A former member of the Democratic Party of Serbia (DSS), Obradović also served as an advisor to minister without portfolio Nenad Popović.

== Early life and education ==
Obradović was born on 5 May 1977 in Belgrade, SR Serbia, SFR Yugoslavia. He completed primary and secondary school in his hometown. In 1998, he enrolled in the Faculty of Organizational Sciences (FON), majoring in management, which he graduated in 2004. At the same faculty, he also completed his doctoral studies, earning the title of Doctor of Technical Sciences - Organizational Sciences.

== Academic career ==
He is a full professor at the Faculty of Organizational Sciences, where he is also the head of the Department for Interdisciplinary Research in Management.

He is the vice-president for finance, administration and events of the International Project Management Association (IPMA), president of the Serbian Project Management Association (IPMA Serbia). He is also the editor-in-chief of the European Project Management Journal and a member of the editorial board of the International Journal of Project Management, as well as the international journals Project Leadership and Society, and Information Technologies and Learning Tools Journal.

== Political career ==
Obradović started his political career as a member of the centre-right Democratic Party of Serbia (DSS) and was its candidate in the 2004 local elections in Rakovica. He served in DSS's economic council.

In 2018, Obradović served as an advisor to the pro-Russian minister without portfolio Nenad Popović during the first cabinet of Ana Brnabić. According to Obradović, the government engaged him on professional projects in the field of project management and strategic management, adding that the same government officially declared him "politically ineligible" and "forbade" him to be a member of the Council for the Fight Against Corruption.

He was among the few professors of the Faculty of Organizational Sciences who publicly spoke about the plagiarism of finance minister Siniša Mali's doctoral dissertation, and he openly opposed the fact that the Government of Serbia appointed people with controversial biographies to university and faculty councils.

Prior to the 2022 general election, Obradović joined the opposition United for the Victory of Serbia (UZPS) coalition.

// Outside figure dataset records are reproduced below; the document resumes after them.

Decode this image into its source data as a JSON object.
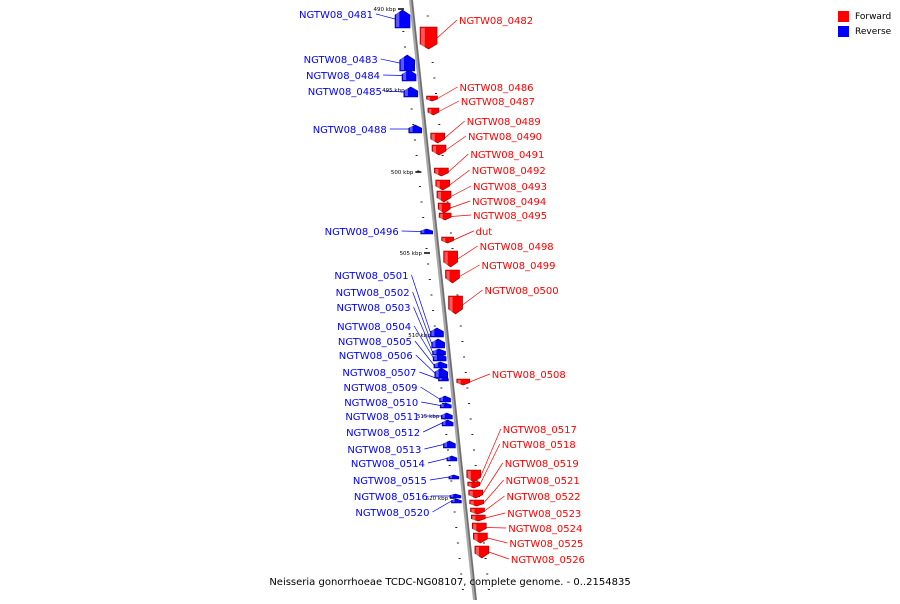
{
  "legend": {
    "forward_label": "Forward",
    "reverse_label": "Reverse",
    "forward_color": "#ff0000",
    "reverse_color": "#0000ff"
  },
  "caption": "Neisseria gonorrhoeae TCDC-NG08107, complete genome. - 0..2154835",
  "scale_ticks": [
    "490 kbp",
    "495 kbp",
    "500 kbp",
    "505 kbp",
    "510 kbp",
    "515 kbp",
    "520 kbp"
  ],
  "genes": [
    {
      "name": "NGTW08_0481",
      "strand": "reverse"
    },
    {
      "name": "NGTW08_0482",
      "strand": "forward"
    },
    {
      "name": "NGTW08_0483",
      "strand": "reverse"
    },
    {
      "name": "NGTW08_0484",
      "strand": "reverse"
    },
    {
      "name": "NGTW08_0485",
      "strand": "reverse"
    },
    {
      "name": "NGTW08_0486",
      "strand": "forward"
    },
    {
      "name": "NGTW08_0487",
      "strand": "forward"
    },
    {
      "name": "NGTW08_0488",
      "strand": "reverse"
    },
    {
      "name": "NGTW08_0489",
      "strand": "forward"
    },
    {
      "name": "NGTW08_0490",
      "strand": "forward"
    },
    {
      "name": "NGTW08_0491",
      "strand": "forward"
    },
    {
      "name": "NGTW08_0492",
      "strand": "forward"
    },
    {
      "name": "NGTW08_0493",
      "strand": "forward"
    },
    {
      "name": "NGTW08_0494",
      "strand": "forward"
    },
    {
      "name": "NGTW08_0495",
      "strand": "forward"
    },
    {
      "name": "NGTW08_0496",
      "strand": "reverse"
    },
    {
      "name": "dut",
      "strand": "forward"
    },
    {
      "name": "NGTW08_0498",
      "strand": "forward"
    },
    {
      "name": "NGTW08_0499",
      "strand": "forward"
    },
    {
      "name": "NGTW08_0500",
      "strand": "forward"
    },
    {
      "name": "NGTW08_0501",
      "strand": "reverse"
    },
    {
      "name": "NGTW08_0502",
      "strand": "reverse"
    },
    {
      "name": "NGTW08_0503",
      "strand": "reverse"
    },
    {
      "name": "NGTW08_0504",
      "strand": "reverse"
    },
    {
      "name": "NGTW08_0505",
      "strand": "reverse"
    },
    {
      "name": "NGTW08_0506",
      "strand": "reverse"
    },
    {
      "name": "NGTW08_0507",
      "strand": "reverse"
    },
    {
      "name": "NGTW08_0508",
      "strand": "forward"
    },
    {
      "name": "NGTW08_0509",
      "strand": "reverse"
    },
    {
      "name": "NGTW08_0510",
      "strand": "reverse"
    },
    {
      "name": "NGTW08_0511",
      "strand": "reverse"
    },
    {
      "name": "NGTW08_0512",
      "strand": "reverse"
    },
    {
      "name": "NGTW08_0513",
      "strand": "reverse"
    },
    {
      "name": "NGTW08_0514",
      "strand": "reverse"
    },
    {
      "name": "NGTW08_0515",
      "strand": "reverse"
    },
    {
      "name": "NGTW08_0516",
      "strand": "reverse"
    },
    {
      "name": "NGTW08_0520",
      "strand": "reverse"
    },
    {
      "name": "NGTW08_0517",
      "strand": "forward"
    },
    {
      "name": "NGTW08_0518",
      "strand": "forward"
    },
    {
      "name": "NGTW08_0519",
      "strand": "forward"
    },
    {
      "name": "NGTW08_0521",
      "strand": "forward"
    },
    {
      "name": "NGTW08_0522",
      "strand": "forward"
    },
    {
      "name": "NGTW08_0523",
      "strand": "forward"
    },
    {
      "name": "NGTW08_0524",
      "strand": "forward"
    },
    {
      "name": "NGTW08_0525",
      "strand": "forward"
    },
    {
      "name": "NGTW08_0526",
      "strand": "forward"
    }
  ]
}
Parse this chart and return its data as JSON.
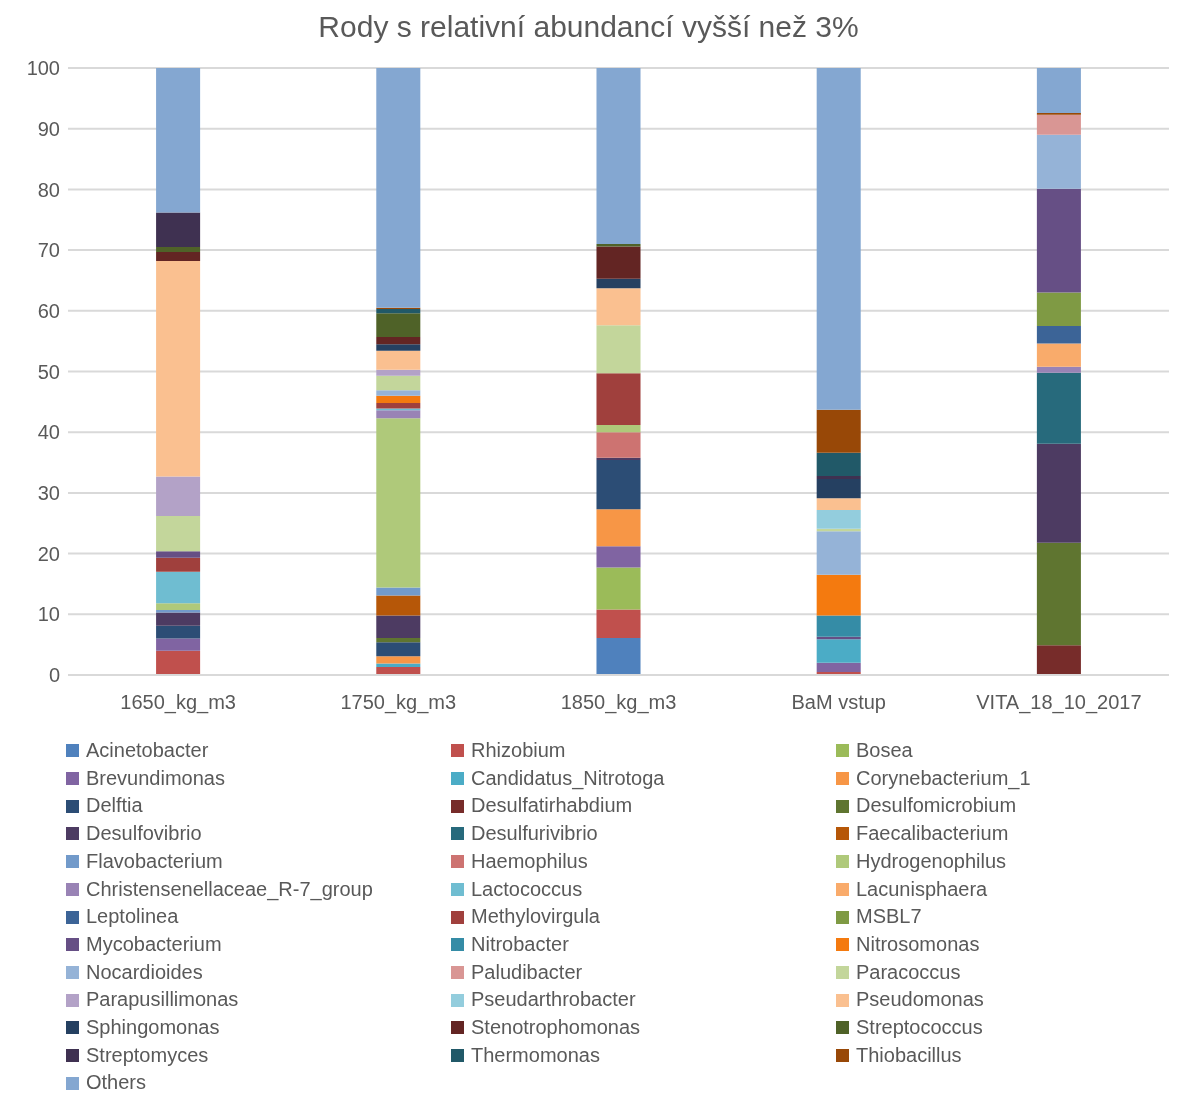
{
  "chart_data": {
    "type": "bar",
    "title": "Rody s relativní abundancí vyšší než 3%",
    "stacked": true,
    "categories": [
      "1650_kg_m3",
      "1750_kg_m3",
      "1850_kg_m3",
      "BaM vstup",
      "VITA_18_10_2017"
    ],
    "ylim": [
      0,
      100
    ],
    "yticks": [
      0,
      10,
      20,
      30,
      40,
      50,
      60,
      70,
      80,
      90,
      100
    ],
    "grid": "y",
    "legend": "bottom",
    "series": [
      {
        "name": "Acinetobacter",
        "color": "#4f81bd",
        "values": [
          null,
          null,
          6.1,
          null,
          null
        ]
      },
      {
        "name": "Rhizobium",
        "color": "#c0504d",
        "values": [
          4.0,
          1.3,
          4.7,
          0.5,
          null
        ]
      },
      {
        "name": "Bosea",
        "color": "#9bbb59",
        "values": [
          null,
          null,
          6.9,
          null,
          null
        ]
      },
      {
        "name": "Brevundimonas",
        "color": "#8064a2",
        "values": [
          2.0,
          null,
          3.5,
          1.5,
          null
        ]
      },
      {
        "name": "Candidatus_Nitrotoga",
        "color": "#4bacc6",
        "values": [
          null,
          0.6,
          null,
          3.9,
          null
        ]
      },
      {
        "name": "Corynebacterium_1",
        "color": "#f79646",
        "values": [
          null,
          1.2,
          6.1,
          null,
          null
        ]
      },
      {
        "name": "Delftia",
        "color": "#2c4d75",
        "values": [
          2.1,
          2.3,
          8.1,
          null,
          null
        ]
      },
      {
        "name": "Desulfatirhabdium",
        "color": "#772c2a",
        "values": [
          null,
          null,
          null,
          null,
          4.9
        ]
      },
      {
        "name": "Desulfomicrobium",
        "color": "#5f7530",
        "values": [
          null,
          0.7,
          null,
          null,
          16.9
        ]
      },
      {
        "name": "Desulfovibrio",
        "color": "#4d3b62",
        "values": [
          2.2,
          3.7,
          0.4,
          null,
          16.3
        ]
      },
      {
        "name": "Desulfurivibrio",
        "color": "#276a7c",
        "values": [
          null,
          null,
          null,
          null,
          11.7
        ]
      },
      {
        "name": "Faecalibacterium",
        "color": "#b65708",
        "values": [
          null,
          3.3,
          null,
          null,
          null
        ]
      },
      {
        "name": "Flavobacterium",
        "color": "#729aca",
        "values": [
          0.4,
          1.3,
          null,
          null,
          null
        ]
      },
      {
        "name": "Haemophilus",
        "color": "#cd7371",
        "values": [
          null,
          null,
          4.2,
          null,
          null
        ]
      },
      {
        "name": "Hydrogenophilus",
        "color": "#afc97a",
        "values": [
          1.1,
          27.9,
          1.2,
          null,
          null
        ]
      },
      {
        "name": "Christensenellaceae_R-7_group",
        "color": "#9983b5",
        "values": [
          null,
          1.3,
          null,
          null,
          1.0
        ]
      },
      {
        "name": "Lactococcus",
        "color": "#6fbdd1",
        "values": [
          5.2,
          0.3,
          null,
          null,
          null
        ]
      },
      {
        "name": "Lacunisphaera",
        "color": "#f9ab6b",
        "values": [
          null,
          null,
          null,
          null,
          3.8
        ]
      },
      {
        "name": "Leptolinea",
        "color": "#3c6497",
        "values": [
          null,
          null,
          null,
          null,
          2.9
        ]
      },
      {
        "name": "Methylovirgula",
        "color": "#a0403d",
        "values": [
          2.3,
          0.9,
          8.5,
          null,
          null
        ]
      },
      {
        "name": "MSBL7",
        "color": "#7f9a44",
        "values": [
          null,
          null,
          null,
          null,
          5.5
        ]
      },
      {
        "name": "Mycobacterium",
        "color": "#664f85",
        "values": [
          1.1,
          null,
          null,
          0.4,
          17.1
        ]
      },
      {
        "name": "Nitrobacter",
        "color": "#358ca6",
        "values": [
          null,
          null,
          null,
          3.5,
          null
        ]
      },
      {
        "name": "Nitrosomonas",
        "color": "#f47a0f",
        "values": [
          null,
          1.2,
          null,
          6.7,
          null
        ]
      },
      {
        "name": "Nocardioides",
        "color": "#95b3d7",
        "values": [
          null,
          0.9,
          null,
          7.2,
          8.9
        ]
      },
      {
        "name": "Paludibacter",
        "color": "#d99694",
        "values": [
          null,
          null,
          null,
          null,
          3.3
        ]
      },
      {
        "name": "Paracoccus",
        "color": "#c3d69b",
        "values": [
          5.8,
          2.4,
          7.9,
          0.4,
          null
        ]
      },
      {
        "name": "Parapusillimonas",
        "color": "#b3a2c7",
        "values": [
          6.5,
          1.0,
          null,
          null,
          null
        ]
      },
      {
        "name": "Pseudarthrobacter",
        "color": "#93cddd",
        "values": [
          null,
          null,
          null,
          3.1,
          null
        ]
      },
      {
        "name": "Pseudomonas",
        "color": "#fac090",
        "values": [
          35.5,
          3.1,
          6.1,
          1.9,
          null
        ]
      },
      {
        "name": "Sphingomonas",
        "color": "#254061",
        "values": [
          null,
          1.1,
          1.6,
          3.2,
          null
        ]
      },
      {
        "name": "Stenotrophomonas",
        "color": "#632523",
        "values": [
          1.5,
          1.2,
          5.3,
          null,
          null
        ]
      },
      {
        "name": "Streptococcus",
        "color": "#4f6228",
        "values": [
          0.8,
          3.9,
          0.4,
          null,
          null
        ]
      },
      {
        "name": "Streptomyces",
        "color": "#3f3151",
        "values": [
          5.7,
          null,
          null,
          0.5,
          null
        ]
      },
      {
        "name": "Thermomonas",
        "color": "#215968",
        "values": [
          null,
          0.7,
          null,
          3.8,
          null
        ]
      },
      {
        "name": "Thiobacillus",
        "color": "#984807",
        "values": [
          null,
          0.2,
          null,
          7.1,
          0.3
        ]
      },
      {
        "name": "Others",
        "color": "#84a7d1",
        "values": [
          23.8,
          39.5,
          29.0,
          56.3,
          7.4
        ]
      }
    ]
  }
}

In an interview with Vreme, he pointed out that he could not "come to terms with the politics of the ruling regime in Serbia and that university professors must take the lead in reform initiatives and encourage changes in society". At the proposal of the Party of Freedom and Justice (SSP), Obradović, as a non-party candidate was on the UZPS electoral list as a candidate for the National Assembly. In addition, he was also a candidate in the Belgrade City Assembly election. Obradović was elected member of the National Assembly and has been serving since 1 August 2022 in the Forward to Europe parliamentary group.

In October 2023, the Serbia Against Violence opposition coalition named Obradović as their candidate for Mayor of Belgrade at the upcoming City Assembly Election. Following the resignation of Aleksandar Šapić as the mayor of Belgrade, Obradović was appointed member of the Temporary Council of the City of Belgrade.